At Johns Hopkins, you were a proponent of the “5×5 protocol” for treating advanced rectal cancer. What is that and how does it benefit patients?
The 5×5 protocol is another technique that I learned at Washington University. It entails delivering 5 grays of radiation to patients for 5 days, for a total of 25 grays. This is usually followed by full-dose chemotherapy after the radiation has ended. This differs from the typical radiation course, which usually lasts five weeks. The 5×5 protocol allows patients to receive much more effective chemotherapy before surgery.
The idea is to deliver the chemotherapy as soon as possible to patients with the hope that with earlier delivery of chemo, we control distant disease, or disease spread, better. And by controlling distant disease more, we improve survival. The idea behind this is theoretical, but many cancer centers are accepting this theory and providing something called total neoadjuvant therapy, in which patients receive all the chemotherapy and radiation up front.
The disadvantage of doing the traditional five weeks of radiation therapy for the advanced cancers is it delays chemotherapy for six weeks at least.
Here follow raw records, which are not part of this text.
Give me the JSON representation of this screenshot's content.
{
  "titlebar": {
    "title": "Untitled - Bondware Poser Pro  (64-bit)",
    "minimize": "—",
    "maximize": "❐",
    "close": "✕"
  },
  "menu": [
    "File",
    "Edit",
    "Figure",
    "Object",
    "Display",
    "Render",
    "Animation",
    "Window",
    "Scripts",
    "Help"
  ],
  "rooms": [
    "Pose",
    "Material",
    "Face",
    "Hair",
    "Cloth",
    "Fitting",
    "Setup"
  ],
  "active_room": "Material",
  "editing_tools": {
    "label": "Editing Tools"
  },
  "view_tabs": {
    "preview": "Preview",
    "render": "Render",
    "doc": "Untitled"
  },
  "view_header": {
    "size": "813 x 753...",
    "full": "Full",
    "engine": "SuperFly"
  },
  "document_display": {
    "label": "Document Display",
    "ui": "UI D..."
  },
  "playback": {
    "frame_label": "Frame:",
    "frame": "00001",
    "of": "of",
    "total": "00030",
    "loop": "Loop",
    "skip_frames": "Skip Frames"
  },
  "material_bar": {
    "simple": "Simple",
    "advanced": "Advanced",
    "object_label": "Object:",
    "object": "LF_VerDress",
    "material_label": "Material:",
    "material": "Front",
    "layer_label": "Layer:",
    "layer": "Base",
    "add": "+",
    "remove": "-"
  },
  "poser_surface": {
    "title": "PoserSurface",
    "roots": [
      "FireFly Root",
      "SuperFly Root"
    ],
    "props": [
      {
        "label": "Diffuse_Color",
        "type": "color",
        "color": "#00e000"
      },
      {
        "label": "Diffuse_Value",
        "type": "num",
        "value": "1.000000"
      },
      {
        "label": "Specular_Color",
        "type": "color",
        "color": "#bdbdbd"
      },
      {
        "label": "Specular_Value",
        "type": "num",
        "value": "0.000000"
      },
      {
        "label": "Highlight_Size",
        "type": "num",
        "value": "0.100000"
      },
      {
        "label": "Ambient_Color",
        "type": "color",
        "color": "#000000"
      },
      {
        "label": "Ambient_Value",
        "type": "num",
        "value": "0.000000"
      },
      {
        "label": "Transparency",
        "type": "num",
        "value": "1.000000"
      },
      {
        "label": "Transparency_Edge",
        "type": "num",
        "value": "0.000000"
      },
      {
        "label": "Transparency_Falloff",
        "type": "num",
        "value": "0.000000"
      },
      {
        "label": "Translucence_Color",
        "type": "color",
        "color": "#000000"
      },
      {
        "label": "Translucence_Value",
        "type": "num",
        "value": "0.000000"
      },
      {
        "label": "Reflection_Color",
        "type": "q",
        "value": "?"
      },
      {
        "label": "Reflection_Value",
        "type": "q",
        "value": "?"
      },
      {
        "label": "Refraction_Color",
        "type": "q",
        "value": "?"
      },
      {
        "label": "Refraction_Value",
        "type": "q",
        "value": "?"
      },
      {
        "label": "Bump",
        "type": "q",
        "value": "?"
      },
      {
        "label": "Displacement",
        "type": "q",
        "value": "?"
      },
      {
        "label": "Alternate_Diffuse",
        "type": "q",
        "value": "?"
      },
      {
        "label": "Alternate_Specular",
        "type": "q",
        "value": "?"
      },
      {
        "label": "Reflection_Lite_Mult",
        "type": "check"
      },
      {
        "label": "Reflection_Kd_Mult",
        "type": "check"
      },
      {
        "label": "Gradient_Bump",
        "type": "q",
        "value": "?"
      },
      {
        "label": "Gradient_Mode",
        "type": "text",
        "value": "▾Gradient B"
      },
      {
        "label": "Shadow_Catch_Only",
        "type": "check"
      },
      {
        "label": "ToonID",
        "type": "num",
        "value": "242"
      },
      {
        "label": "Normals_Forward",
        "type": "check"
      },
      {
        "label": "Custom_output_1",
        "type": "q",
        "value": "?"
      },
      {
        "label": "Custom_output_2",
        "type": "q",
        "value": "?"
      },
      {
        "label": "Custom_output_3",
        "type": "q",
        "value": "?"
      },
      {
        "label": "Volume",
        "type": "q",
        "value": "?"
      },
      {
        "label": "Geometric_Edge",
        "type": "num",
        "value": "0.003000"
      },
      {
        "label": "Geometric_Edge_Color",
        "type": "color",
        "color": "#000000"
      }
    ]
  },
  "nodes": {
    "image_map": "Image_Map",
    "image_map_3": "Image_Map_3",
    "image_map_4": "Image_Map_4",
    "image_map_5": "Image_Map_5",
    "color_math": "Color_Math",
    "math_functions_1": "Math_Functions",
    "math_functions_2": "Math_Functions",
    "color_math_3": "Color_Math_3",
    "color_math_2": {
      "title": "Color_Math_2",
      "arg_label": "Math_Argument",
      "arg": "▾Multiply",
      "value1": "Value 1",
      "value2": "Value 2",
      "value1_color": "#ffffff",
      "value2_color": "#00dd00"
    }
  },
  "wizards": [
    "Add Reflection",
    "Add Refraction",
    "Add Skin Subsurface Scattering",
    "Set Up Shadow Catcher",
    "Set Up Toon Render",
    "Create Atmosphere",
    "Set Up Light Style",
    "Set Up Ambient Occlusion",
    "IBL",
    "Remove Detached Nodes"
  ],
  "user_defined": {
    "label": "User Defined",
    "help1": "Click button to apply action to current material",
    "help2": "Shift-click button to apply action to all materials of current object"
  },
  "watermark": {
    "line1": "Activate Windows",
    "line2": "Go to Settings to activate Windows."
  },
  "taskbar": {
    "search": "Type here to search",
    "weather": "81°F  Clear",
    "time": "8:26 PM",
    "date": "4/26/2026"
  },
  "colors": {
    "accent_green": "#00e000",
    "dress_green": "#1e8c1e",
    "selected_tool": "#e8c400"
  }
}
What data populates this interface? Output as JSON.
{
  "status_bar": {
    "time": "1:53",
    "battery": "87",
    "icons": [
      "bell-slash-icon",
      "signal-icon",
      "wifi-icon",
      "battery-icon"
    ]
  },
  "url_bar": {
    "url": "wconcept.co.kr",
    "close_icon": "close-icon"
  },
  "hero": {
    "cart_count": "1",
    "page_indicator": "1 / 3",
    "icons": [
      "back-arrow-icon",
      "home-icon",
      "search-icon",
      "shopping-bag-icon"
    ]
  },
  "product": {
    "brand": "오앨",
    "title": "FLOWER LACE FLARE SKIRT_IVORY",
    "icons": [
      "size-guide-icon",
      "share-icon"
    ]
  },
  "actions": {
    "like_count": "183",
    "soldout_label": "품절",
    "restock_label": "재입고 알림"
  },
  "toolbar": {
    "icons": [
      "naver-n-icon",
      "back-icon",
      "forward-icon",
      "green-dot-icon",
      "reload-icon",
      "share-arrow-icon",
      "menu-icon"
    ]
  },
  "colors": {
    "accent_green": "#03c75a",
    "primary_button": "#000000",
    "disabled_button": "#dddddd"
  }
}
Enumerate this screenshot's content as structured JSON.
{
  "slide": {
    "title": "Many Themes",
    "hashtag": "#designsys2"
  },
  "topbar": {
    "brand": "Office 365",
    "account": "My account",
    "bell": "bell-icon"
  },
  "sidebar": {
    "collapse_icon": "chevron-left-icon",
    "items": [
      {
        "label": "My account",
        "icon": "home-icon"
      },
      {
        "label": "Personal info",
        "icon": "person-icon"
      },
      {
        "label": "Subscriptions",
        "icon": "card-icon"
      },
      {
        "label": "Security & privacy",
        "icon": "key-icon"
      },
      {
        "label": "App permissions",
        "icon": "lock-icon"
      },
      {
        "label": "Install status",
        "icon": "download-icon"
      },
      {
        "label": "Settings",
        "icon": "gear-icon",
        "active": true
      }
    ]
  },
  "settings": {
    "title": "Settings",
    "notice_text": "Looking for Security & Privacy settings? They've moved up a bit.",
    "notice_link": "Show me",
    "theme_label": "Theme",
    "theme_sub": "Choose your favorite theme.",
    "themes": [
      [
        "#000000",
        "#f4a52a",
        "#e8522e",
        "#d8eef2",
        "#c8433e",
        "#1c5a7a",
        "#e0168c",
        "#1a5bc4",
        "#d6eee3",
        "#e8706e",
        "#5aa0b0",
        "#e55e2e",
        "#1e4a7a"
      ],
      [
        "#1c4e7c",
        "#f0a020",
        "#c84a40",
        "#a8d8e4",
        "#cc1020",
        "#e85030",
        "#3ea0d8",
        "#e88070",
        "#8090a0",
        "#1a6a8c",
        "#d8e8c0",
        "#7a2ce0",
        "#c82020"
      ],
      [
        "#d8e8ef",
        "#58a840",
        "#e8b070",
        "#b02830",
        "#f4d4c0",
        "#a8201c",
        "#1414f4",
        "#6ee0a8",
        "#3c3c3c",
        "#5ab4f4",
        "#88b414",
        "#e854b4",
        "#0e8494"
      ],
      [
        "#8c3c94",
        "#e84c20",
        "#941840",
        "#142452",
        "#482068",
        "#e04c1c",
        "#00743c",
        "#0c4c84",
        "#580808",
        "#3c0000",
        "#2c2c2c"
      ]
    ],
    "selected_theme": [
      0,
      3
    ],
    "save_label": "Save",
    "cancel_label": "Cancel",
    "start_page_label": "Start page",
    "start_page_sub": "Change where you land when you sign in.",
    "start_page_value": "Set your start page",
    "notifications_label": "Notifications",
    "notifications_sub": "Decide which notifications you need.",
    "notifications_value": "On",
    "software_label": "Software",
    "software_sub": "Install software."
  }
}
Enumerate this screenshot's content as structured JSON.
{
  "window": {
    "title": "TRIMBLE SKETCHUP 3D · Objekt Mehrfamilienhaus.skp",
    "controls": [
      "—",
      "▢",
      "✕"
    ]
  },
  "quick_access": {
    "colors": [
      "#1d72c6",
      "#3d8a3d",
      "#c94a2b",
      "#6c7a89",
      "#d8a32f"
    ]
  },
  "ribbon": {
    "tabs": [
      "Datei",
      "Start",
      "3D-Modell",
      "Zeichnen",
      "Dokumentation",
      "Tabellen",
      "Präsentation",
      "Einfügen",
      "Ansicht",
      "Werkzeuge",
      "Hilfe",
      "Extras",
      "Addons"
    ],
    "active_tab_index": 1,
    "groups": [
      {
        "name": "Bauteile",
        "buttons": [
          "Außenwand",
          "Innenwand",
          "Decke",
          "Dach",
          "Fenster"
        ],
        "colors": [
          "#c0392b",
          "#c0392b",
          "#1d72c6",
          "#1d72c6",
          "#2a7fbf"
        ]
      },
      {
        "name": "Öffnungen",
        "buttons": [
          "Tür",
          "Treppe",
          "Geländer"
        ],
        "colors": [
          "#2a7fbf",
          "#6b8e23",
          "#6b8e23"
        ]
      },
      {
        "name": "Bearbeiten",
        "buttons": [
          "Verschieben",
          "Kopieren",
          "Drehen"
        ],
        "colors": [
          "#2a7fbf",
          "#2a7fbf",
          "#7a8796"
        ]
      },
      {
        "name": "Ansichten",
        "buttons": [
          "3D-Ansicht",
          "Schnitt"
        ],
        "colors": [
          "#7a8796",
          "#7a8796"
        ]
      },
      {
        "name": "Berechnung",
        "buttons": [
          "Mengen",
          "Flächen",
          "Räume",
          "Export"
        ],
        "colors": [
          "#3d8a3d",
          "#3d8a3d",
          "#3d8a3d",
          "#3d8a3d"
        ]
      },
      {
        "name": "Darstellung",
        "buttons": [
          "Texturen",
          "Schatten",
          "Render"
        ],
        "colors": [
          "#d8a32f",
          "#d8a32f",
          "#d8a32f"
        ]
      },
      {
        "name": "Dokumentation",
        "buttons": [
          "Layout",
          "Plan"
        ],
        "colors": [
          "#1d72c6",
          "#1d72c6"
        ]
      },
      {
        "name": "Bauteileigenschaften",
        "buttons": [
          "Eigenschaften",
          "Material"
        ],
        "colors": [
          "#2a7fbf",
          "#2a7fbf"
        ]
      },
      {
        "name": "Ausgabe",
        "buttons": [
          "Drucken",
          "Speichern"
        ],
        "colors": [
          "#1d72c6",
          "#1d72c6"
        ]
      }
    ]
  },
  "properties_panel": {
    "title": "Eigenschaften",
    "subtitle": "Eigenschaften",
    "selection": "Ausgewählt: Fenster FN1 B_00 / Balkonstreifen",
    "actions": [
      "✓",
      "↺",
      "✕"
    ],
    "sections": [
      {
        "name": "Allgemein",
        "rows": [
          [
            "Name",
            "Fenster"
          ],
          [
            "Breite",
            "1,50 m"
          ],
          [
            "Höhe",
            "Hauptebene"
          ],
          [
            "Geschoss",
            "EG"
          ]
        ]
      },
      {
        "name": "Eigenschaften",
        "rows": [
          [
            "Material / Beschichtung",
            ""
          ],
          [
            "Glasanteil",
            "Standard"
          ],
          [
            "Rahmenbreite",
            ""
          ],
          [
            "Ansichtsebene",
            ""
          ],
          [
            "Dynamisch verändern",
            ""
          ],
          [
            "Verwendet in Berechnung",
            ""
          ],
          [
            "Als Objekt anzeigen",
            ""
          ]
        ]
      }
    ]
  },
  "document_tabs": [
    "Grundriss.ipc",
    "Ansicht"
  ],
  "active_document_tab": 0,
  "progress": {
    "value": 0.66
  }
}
The five-day radiation protocol enables patients to begin chemotherapy the following week, which is significant for people who have advanced disease or in cases in which we want to shrink tumors as soon as possible. I think the 5×5 protocol offers a lot of advantages.
I am passionate about making access to care easy for people with cancer. I don’t want someone coming to see me for care to think that they are going to need to be in the city for five weeks for treatment. Now, there are a lot of ways around that because of the growth of Perlmutter Cancer Center and the NYU Langone system in Brooklyn and on Long Island. For someone from Brooklyn or Long Island, radiation treatment could probably be given there. For those who are traveling long distances to seek care here, this could lessen the cost burden of travel and lodging.
I have been in several meetings with radiation oncologists here, and they are very open to it, so the 5×5 protocol might become an option at Perlmutter Cancer Center. I’m a surgeon and not a radiation oncologist, but I am very much involved with the treatment of this disease, and I would like to see this offered here.
What should people expect when they come to see you for care?
That’s a great question, because I am new to New York, and I am learning myself what medical care in New York is like and what different centers offer. What I have discovered is that NYU Langone has renewed and updated all of its facilities. Perlmutter Cancer Center is located in a wonderful space on 38th Street in Manhattan. The waiting area is comfortable, spacious, and very welcoming. People will feel at ease and comfortable. They will get to meet me and spend as much time as we need together talking about their concerns and anything else we need to talk about. Anyone who is coming to see me can be assured that they will have personalized attention from me—and not a fellow or a resident—geared toward them and their questions.
One thing that is unique about Perlmutter Cancer Center is that the medical oncologists are down the hallway from me if I need to have a quick discussion with them and come up with a plan. There’s no need for the patient to leave and come back. I also think they are going to get the best surgery available. For all these reasons, I believe we will provide as competitive care in New York City as possible.
NYU Langone very much prides itself of being a number one hospital in quality in New York City. And that resonates with me. That is what made me move to this institution. Quality care is something that I would love to provide, and I believe that I do provide. The secret sauce to a lot of things in life is the right institution and the right people. And I feel Perlmutter Cancer Center is the right institution, and I think I have the right people on my team. I feel like we’re set to go.